Fatigue and pancreatic cancer
Many people with pancreatic cancer have fatigue at some stage during their cancer and treatment.
What is fatigue?
Fatigue is extreme tiredness. It isn’t the same as simply feeling tired. It can be a constant feeling of weariness or it can come on suddenly from one minute to the next, for no apparent reason. You may feel weak, unable to concentrate, or have problems sleeping.
Resting or sleeping may not help, so fatigue can be physically, mentally and emotionally draining. It can limit your ability to do everyday activities and enjoy life.
What causes fatigue?
Fatigue may be caused by the pancreatic cancer, be a result of symptoms caused by the cancer, or be a side effect of treatment.
- Problems with diet and digestion or diabetes can make fatigue worse.
- Symptoms such as pain and being sick, can also make fatigue worse.
- Fatigue can get worse during treatment and go on for several months after treatment finishes, sometimes longer.
- Some medications, such as opioid painkillers, can add to fatigue.
- Depression can be linked to fatigue in people with cancer.
- Any problems sleeping can also make your fatigue worse.

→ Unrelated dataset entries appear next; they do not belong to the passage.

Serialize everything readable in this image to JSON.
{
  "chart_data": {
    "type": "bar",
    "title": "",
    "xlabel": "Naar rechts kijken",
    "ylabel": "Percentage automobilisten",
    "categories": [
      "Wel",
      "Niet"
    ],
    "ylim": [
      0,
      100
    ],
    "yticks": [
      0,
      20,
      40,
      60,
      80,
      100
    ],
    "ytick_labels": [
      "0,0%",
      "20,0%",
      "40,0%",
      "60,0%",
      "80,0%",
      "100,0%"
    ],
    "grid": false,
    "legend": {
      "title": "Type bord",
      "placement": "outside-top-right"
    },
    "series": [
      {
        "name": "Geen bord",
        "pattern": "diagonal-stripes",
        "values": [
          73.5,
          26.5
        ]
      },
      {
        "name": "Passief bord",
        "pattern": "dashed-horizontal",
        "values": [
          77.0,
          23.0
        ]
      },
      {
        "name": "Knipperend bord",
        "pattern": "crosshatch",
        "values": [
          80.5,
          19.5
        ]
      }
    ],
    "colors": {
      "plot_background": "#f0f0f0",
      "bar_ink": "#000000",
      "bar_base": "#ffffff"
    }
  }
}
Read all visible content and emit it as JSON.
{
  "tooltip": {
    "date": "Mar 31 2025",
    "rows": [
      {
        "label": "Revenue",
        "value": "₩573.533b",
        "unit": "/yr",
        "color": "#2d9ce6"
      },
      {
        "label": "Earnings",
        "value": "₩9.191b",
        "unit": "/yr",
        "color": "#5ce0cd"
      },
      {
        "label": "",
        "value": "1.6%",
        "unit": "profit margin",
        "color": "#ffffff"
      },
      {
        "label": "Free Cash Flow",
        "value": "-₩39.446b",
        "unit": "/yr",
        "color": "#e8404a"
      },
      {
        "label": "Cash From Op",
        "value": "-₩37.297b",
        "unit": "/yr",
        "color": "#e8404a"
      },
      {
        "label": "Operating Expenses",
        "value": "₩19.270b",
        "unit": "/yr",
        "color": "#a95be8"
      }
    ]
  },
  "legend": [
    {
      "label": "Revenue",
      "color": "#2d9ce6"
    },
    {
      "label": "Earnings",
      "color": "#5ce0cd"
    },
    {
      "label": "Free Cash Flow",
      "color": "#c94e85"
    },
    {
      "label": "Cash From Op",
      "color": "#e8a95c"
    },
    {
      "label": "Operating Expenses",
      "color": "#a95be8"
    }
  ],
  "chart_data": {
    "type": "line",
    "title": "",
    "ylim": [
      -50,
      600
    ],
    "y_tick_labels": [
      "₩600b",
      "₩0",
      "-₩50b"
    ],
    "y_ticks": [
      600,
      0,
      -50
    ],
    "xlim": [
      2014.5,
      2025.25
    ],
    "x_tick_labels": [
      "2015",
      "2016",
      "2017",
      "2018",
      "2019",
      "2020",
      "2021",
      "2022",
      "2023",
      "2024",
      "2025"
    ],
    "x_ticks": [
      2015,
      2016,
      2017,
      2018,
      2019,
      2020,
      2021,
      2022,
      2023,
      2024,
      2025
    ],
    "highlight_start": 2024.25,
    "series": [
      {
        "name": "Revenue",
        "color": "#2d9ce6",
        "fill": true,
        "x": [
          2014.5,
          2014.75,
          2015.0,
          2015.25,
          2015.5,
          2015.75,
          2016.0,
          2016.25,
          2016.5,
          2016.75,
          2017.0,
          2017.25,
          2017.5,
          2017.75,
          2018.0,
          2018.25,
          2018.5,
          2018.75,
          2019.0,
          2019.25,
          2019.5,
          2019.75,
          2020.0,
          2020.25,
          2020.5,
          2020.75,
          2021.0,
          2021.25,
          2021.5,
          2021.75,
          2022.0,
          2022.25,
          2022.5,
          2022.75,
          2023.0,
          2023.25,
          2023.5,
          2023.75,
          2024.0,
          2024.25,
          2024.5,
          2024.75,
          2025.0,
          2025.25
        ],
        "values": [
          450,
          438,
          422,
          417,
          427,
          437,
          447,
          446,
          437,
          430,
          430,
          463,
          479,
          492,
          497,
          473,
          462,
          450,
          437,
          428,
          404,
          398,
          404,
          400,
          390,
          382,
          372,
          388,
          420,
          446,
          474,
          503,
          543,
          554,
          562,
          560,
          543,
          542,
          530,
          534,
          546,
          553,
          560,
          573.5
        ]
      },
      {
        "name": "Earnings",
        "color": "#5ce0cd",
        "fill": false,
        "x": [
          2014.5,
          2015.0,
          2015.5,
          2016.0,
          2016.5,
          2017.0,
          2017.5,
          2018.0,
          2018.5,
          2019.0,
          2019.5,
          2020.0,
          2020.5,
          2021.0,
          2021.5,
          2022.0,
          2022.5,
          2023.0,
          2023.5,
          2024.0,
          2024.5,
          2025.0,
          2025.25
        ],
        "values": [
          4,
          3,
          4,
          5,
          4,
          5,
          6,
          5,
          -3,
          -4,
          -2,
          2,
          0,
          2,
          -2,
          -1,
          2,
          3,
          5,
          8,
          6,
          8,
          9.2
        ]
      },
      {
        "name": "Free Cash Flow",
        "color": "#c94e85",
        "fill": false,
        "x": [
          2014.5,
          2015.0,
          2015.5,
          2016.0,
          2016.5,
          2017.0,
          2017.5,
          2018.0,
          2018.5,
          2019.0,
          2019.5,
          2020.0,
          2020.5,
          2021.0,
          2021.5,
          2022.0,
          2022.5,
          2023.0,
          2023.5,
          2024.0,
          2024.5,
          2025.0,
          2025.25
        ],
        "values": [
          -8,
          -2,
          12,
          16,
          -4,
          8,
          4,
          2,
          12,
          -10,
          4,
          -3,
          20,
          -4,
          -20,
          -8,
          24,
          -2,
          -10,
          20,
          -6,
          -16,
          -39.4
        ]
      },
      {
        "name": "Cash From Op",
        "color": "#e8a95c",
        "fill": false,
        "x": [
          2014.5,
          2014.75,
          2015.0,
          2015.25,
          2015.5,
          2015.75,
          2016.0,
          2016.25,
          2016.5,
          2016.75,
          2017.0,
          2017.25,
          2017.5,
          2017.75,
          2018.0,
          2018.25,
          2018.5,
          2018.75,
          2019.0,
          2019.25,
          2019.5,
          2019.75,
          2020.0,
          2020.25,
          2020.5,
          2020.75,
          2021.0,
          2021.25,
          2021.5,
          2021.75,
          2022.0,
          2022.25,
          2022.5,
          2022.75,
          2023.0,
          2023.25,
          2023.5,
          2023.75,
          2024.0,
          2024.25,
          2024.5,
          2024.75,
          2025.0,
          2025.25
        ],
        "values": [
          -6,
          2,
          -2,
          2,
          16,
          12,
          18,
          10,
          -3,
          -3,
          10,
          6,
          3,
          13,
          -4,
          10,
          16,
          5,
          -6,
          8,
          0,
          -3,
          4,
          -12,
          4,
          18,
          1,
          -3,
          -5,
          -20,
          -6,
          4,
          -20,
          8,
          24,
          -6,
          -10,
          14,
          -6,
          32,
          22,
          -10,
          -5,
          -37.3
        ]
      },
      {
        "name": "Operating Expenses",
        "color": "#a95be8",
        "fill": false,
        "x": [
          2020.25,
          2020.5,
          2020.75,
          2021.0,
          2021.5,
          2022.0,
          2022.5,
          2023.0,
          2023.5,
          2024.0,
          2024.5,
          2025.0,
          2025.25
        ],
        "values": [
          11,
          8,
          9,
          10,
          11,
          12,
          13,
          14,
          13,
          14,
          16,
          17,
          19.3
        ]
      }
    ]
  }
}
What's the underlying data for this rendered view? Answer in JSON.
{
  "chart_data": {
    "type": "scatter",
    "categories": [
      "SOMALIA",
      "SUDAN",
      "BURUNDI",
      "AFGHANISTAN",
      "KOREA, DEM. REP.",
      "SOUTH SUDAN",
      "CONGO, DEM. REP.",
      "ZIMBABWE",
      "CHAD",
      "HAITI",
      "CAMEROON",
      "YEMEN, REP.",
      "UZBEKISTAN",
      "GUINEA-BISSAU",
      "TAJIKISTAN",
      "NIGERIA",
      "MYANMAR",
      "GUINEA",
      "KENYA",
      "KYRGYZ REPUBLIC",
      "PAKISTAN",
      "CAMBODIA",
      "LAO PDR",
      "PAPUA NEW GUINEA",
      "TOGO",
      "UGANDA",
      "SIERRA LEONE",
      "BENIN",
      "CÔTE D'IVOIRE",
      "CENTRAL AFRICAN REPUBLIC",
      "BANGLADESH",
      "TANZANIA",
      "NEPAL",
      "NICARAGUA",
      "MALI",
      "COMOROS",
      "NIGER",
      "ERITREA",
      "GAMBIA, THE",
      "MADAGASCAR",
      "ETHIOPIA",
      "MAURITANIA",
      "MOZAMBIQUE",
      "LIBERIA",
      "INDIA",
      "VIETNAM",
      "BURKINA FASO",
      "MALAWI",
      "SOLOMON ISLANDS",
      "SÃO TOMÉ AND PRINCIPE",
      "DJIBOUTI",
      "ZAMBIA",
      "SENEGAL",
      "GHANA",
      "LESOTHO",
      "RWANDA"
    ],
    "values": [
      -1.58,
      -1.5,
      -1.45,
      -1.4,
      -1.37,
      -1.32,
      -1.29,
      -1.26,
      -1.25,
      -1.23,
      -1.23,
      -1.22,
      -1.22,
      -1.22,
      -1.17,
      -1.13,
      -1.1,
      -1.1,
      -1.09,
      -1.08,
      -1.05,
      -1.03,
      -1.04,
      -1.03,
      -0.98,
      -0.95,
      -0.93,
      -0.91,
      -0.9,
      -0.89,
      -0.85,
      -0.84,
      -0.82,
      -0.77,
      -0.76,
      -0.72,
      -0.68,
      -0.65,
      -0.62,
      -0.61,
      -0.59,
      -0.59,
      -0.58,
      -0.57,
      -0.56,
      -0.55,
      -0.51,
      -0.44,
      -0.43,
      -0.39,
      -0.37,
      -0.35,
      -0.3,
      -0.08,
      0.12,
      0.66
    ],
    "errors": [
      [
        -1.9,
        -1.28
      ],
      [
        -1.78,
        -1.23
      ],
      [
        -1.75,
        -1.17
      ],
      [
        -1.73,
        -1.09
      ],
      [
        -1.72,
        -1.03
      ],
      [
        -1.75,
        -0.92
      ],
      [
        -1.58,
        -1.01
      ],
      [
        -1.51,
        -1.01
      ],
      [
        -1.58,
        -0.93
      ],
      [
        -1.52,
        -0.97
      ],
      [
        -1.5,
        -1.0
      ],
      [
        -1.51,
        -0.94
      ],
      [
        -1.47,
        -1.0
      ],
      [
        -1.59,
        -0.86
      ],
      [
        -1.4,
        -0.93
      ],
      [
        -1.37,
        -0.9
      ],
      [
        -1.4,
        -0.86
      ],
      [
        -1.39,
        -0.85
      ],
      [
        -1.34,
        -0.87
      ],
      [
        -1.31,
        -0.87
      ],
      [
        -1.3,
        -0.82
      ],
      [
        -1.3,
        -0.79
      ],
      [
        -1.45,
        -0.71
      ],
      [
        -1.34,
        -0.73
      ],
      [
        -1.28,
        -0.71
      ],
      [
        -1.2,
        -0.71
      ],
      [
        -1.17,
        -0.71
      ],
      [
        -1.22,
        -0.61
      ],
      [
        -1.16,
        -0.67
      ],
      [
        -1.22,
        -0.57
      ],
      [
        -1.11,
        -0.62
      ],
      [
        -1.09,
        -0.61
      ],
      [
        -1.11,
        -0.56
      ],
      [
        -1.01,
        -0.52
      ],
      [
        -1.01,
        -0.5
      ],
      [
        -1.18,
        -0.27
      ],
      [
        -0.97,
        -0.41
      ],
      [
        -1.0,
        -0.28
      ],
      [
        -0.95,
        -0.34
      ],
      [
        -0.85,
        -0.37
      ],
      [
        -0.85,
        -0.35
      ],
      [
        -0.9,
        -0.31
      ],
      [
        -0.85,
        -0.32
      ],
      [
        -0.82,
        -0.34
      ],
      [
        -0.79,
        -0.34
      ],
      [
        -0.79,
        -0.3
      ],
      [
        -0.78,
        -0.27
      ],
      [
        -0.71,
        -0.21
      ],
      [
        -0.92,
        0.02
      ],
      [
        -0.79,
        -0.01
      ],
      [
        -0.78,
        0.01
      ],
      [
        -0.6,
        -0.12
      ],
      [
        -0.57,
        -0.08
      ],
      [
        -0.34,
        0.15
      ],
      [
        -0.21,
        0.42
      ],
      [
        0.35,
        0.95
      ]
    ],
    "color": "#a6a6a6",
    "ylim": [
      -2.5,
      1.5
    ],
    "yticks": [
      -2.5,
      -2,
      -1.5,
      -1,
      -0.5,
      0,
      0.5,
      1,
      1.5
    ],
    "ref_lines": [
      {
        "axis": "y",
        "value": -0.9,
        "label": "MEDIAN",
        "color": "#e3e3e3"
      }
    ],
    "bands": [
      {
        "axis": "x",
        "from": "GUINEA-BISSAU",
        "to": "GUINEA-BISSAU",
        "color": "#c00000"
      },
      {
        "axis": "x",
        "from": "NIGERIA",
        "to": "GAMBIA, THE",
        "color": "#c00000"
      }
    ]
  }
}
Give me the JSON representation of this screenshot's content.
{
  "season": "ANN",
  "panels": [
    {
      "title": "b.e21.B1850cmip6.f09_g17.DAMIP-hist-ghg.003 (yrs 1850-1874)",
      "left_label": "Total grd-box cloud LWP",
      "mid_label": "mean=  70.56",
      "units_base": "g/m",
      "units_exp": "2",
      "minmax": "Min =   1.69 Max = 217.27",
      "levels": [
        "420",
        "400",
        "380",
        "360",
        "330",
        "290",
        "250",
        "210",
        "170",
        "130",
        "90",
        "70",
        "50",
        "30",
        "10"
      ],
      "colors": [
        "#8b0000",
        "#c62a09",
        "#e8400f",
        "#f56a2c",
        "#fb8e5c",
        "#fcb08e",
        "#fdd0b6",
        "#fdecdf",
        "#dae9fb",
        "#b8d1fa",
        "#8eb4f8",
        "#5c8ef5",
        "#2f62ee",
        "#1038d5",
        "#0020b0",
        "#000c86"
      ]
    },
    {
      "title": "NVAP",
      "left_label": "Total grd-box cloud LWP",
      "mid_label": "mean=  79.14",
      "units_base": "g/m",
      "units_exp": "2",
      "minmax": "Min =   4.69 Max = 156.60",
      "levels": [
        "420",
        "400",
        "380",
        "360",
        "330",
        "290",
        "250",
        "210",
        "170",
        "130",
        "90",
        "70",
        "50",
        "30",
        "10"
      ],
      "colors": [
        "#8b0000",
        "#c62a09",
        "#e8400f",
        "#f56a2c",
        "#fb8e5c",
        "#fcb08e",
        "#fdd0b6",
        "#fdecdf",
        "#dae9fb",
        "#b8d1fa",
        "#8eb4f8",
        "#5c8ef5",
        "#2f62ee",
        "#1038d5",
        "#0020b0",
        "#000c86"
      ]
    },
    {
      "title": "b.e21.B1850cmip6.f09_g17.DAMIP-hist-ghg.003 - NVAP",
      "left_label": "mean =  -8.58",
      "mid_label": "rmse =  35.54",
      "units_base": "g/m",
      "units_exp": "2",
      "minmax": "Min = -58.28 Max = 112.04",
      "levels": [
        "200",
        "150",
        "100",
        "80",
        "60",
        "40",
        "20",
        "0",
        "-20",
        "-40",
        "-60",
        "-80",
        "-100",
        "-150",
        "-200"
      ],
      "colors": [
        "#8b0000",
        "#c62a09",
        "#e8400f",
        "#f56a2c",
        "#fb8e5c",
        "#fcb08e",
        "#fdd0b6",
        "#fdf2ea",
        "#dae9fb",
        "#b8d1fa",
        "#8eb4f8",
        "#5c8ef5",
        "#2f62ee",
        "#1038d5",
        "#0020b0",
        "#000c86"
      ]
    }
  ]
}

What can I do about fatigue?
Speak to your doctor or nurse if you have fatigue. There are ways to manage it, so don’t assume it’s something you have to put up with. These include keeping a diary of your fatigue, gentle physical activity, and complementary therapy. Read our tips for managing fatigue. There is emotional support available to help you cope with fatigue.
Family and friends can provide a lot of support, but it can be difficult for them when a loved one has fatigue. There is also support available to help them cope.
“I don’t think people understand the difference between tiredness and fatigue. Tiredness is when you want to sleep but with fatigue you can’t do anything.”
“I’ve had tiredness before, I’ve had sleepless nights with my daughter, but it is a whole different level, a whole different ball game, utterly draining.”
Questions to ask
- What is causing my fatigue?
- Who can help me manage fatigue?
- What can I do myself to help manage fatigue?
- What support is there to help me cope?